I am on the cusp of making some changes. And cusps can be uncomfortable places. At some point a leap of faith is necessary. And I don’t want to bungy jump off a bridge, or jump out of a plane. I may act as if I am spontaneous, but it takes me ages to make a decision.
It is easy for me to romanticize the past. I have a fickle memory, and I gloss over a lot. There are memories of the past that I want to avoid. So I have learned how to ignore them. I can move around them. This is what I do.
There are obstacles in my future. I am sure there will be good things too. But the obstacles seem cumbersome.

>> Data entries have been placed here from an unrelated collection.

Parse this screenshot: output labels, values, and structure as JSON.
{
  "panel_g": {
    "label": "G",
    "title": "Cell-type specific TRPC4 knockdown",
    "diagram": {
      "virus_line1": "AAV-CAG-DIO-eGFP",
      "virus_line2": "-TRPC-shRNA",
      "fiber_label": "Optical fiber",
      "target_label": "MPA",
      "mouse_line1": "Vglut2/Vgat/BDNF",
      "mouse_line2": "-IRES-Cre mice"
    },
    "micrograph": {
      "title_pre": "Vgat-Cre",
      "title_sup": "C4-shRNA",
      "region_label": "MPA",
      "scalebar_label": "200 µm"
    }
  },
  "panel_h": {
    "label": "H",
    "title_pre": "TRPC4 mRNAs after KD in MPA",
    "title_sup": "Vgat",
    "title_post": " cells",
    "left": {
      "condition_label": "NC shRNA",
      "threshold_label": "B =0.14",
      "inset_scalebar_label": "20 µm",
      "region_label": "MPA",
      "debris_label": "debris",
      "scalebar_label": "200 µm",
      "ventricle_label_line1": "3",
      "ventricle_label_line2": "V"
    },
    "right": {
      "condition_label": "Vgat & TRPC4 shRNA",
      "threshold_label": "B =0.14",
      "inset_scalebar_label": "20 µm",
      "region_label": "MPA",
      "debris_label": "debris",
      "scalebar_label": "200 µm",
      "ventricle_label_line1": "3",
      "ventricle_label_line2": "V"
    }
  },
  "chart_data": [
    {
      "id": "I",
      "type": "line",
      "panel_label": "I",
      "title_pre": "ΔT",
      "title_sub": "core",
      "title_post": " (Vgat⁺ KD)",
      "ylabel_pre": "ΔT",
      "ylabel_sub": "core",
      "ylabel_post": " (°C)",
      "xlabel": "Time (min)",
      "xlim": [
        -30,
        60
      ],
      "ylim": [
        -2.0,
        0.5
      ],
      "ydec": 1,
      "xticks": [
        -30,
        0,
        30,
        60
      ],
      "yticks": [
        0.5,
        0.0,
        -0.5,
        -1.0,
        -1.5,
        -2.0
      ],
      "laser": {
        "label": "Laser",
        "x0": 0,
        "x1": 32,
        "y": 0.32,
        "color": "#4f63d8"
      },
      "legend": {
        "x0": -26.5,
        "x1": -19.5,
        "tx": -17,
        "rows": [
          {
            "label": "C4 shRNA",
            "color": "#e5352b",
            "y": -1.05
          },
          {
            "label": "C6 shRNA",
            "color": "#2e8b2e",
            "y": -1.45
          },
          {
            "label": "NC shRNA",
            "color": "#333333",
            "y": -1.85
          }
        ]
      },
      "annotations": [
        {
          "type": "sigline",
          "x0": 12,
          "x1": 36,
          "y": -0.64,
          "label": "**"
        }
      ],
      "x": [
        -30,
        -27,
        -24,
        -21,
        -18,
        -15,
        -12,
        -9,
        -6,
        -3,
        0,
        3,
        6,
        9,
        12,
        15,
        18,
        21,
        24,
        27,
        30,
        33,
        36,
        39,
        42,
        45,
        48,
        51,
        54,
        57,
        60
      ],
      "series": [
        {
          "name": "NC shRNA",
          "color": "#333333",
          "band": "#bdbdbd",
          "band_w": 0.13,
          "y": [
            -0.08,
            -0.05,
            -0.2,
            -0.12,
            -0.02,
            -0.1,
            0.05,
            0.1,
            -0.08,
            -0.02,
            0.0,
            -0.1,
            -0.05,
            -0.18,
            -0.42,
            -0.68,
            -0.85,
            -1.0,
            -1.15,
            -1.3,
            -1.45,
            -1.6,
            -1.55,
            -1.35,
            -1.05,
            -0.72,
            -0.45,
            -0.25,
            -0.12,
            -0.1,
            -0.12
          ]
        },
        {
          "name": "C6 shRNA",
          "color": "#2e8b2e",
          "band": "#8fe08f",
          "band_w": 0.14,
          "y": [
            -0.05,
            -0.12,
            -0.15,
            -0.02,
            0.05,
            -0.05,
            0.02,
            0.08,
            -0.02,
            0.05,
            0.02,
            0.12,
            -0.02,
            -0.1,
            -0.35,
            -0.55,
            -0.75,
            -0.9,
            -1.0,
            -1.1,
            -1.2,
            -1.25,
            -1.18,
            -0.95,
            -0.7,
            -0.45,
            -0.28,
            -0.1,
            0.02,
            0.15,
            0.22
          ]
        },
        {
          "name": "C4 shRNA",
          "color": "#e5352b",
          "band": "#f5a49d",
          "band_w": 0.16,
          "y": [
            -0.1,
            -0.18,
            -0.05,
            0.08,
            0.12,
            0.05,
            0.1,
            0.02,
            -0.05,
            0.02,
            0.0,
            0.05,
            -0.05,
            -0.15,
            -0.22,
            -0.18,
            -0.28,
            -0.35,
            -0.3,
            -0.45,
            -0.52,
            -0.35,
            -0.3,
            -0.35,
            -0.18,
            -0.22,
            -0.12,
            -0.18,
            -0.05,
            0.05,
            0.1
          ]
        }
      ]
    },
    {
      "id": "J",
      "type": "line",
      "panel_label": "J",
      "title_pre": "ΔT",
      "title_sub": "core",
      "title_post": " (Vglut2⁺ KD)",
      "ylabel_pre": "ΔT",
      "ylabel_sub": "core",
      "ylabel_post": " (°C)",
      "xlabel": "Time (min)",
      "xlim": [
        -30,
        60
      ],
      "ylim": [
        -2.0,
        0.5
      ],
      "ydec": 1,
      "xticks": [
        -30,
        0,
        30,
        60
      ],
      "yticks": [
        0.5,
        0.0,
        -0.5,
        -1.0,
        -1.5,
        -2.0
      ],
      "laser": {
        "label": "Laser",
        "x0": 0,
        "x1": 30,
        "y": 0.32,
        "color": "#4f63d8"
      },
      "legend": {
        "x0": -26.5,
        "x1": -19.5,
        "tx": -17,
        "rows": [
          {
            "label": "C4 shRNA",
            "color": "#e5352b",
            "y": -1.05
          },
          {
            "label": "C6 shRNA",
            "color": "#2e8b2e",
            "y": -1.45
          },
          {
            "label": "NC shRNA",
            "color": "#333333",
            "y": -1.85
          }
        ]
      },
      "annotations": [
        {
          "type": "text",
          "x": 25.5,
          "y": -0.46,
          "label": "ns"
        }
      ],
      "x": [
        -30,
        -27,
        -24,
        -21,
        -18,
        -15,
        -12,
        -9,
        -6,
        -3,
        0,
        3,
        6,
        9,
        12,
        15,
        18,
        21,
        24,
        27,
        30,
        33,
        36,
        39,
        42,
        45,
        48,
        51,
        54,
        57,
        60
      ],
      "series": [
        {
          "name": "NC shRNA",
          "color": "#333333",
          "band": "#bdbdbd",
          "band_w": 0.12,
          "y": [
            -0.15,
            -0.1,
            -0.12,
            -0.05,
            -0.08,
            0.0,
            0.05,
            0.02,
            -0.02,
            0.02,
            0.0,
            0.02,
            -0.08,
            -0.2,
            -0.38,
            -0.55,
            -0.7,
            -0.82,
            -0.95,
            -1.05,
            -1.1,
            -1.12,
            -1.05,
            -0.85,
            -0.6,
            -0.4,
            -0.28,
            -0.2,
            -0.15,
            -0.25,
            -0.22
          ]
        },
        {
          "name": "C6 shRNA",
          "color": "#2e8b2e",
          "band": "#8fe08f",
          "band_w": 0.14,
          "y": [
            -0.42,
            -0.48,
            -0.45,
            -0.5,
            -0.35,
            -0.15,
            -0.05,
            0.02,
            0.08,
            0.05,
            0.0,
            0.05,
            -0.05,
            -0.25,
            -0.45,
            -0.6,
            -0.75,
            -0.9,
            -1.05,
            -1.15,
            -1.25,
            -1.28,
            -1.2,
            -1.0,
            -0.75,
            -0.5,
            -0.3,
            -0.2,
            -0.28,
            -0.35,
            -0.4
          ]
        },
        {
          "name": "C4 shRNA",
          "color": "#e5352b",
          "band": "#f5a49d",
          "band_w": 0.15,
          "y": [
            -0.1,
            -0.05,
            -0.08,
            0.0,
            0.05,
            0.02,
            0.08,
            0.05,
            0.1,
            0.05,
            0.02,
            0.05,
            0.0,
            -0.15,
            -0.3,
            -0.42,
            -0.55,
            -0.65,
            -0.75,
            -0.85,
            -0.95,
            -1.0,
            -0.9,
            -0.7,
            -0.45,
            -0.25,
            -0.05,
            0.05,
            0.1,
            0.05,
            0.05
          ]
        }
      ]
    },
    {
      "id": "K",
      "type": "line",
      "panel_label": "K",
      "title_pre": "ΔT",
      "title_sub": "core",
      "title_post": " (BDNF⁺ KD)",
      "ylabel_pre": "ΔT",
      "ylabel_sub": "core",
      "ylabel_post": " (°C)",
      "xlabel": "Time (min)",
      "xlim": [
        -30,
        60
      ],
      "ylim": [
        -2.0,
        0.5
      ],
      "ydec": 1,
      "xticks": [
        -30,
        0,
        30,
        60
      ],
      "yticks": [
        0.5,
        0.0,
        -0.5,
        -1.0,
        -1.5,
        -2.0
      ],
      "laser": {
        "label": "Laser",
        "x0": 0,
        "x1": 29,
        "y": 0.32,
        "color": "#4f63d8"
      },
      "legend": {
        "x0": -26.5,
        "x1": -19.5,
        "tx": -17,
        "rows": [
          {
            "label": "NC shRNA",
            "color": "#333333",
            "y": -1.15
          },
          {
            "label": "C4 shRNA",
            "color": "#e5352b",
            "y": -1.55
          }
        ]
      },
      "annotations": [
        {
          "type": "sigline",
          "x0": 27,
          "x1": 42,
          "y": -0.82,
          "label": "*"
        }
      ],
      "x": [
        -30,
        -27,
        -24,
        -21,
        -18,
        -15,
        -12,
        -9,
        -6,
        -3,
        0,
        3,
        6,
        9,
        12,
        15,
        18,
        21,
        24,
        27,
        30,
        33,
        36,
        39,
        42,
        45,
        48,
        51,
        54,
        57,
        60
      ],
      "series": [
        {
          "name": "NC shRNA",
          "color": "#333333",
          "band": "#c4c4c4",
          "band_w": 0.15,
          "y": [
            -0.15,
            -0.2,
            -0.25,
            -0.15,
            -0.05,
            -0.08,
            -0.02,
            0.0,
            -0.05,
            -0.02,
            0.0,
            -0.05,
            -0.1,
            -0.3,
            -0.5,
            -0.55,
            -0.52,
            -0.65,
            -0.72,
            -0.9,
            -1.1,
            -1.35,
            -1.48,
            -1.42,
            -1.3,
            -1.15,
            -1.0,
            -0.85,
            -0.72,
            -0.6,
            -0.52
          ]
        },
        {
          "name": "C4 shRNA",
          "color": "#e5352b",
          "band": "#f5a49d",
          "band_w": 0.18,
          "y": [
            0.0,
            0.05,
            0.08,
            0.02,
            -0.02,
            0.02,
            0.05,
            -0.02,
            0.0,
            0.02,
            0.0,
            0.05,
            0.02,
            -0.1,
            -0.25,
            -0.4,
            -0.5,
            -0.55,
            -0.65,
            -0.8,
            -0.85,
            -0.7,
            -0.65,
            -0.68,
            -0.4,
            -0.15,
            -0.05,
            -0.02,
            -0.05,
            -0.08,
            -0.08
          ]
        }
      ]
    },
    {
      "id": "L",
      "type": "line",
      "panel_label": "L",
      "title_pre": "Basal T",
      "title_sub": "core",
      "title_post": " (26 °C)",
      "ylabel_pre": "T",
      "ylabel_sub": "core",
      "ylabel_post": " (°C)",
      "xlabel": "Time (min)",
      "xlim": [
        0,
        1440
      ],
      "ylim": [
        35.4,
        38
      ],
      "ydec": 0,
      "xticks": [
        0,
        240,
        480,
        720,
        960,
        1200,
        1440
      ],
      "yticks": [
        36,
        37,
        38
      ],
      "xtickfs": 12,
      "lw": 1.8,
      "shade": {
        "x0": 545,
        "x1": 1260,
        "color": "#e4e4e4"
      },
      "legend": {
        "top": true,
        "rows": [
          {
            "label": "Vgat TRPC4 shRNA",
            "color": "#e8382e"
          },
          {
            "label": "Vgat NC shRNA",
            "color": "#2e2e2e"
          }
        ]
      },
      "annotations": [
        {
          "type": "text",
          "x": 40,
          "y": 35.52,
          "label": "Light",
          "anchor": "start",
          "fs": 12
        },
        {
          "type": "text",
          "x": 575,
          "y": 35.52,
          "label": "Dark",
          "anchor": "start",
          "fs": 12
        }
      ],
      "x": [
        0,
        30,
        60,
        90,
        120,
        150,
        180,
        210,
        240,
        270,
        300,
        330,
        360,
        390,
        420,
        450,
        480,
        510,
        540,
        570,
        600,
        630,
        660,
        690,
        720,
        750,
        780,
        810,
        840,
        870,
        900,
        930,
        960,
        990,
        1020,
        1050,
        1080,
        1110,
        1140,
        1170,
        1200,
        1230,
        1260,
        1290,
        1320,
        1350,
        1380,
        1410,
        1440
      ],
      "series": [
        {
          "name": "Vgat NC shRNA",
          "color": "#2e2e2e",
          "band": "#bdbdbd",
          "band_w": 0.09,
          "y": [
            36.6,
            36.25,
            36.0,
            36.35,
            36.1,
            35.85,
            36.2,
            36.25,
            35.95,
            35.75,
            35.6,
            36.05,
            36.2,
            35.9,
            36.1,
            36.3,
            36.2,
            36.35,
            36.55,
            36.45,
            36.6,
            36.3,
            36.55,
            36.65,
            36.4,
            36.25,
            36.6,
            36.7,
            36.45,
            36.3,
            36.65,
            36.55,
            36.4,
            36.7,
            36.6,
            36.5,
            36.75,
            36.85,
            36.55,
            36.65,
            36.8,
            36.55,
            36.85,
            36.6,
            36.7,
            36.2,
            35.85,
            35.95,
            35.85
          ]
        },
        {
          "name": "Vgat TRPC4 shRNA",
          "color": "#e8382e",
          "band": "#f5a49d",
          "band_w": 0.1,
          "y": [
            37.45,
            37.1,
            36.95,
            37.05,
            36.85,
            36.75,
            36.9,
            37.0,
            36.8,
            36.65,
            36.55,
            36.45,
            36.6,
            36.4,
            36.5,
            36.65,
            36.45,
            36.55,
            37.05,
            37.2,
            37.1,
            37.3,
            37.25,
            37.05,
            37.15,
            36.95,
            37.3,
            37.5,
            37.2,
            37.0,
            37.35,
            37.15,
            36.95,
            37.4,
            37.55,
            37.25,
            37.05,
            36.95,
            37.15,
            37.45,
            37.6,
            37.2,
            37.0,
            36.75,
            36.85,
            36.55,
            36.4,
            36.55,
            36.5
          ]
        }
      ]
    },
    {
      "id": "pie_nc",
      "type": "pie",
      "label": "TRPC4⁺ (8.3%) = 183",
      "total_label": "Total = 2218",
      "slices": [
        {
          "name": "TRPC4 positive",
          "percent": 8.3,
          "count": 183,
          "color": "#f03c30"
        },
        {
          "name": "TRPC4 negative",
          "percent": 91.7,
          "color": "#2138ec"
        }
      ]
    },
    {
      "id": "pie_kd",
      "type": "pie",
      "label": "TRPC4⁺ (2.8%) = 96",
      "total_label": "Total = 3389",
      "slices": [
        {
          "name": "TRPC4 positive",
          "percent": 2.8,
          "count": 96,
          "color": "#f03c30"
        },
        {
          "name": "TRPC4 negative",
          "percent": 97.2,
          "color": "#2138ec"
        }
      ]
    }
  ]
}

I don’t think this is about being positive, or looking at things in a brighter light. My FIL says I should think of obstacles as opportunities. But my obstacles are more like enemies that need slaying. Maybe I am being overly dramatic.
Obstacles are challenges. And I don’t want to be challenged. I don’t want to be the knight in this story. I want to be the damsel.
And so here I perch, summoning all my courage for a leap of faith, while I hope for a Deus Ex Machina.
Image source: Wikipedia
In summer it is difficult to be anxious and depressed. It is work. Gloomy winter weather lends itself to depression. But complaining in summer is just churlish.
I have forgotten what this post is supposed to be about.
Today I sat in the sun, and I ate a ripe juicy peach. Its juice ran down my arm, and my son stunned me again with his kindness. Maybe this afternoon we will go to the beach and swim in the sea. Or instead we will play cards, or we will play with his train set.
I feel weighed down by responsibility and kind of pessimistic about my outlook, but I am so grateful for my boy. He is wonderful.
How are you?
Edited to add. Maybe I am not really afraid of what you think. It is more like I am shedding a skin, and I feel raw and vulnerable. It is confusing. Change was easier when I was younger.
Edited again to add. Uh-oh. I think I was too vague. This post is just about my feelings and my crumbling marriage and going back to paid work. You know. Life. But things are OK, and I am sure they will get better. I AM FINE.
Edited again to add. You probably won't believe this, but I didn't even intend to publish this post. I clicked the wrong button. IT WAS LIKE FATE.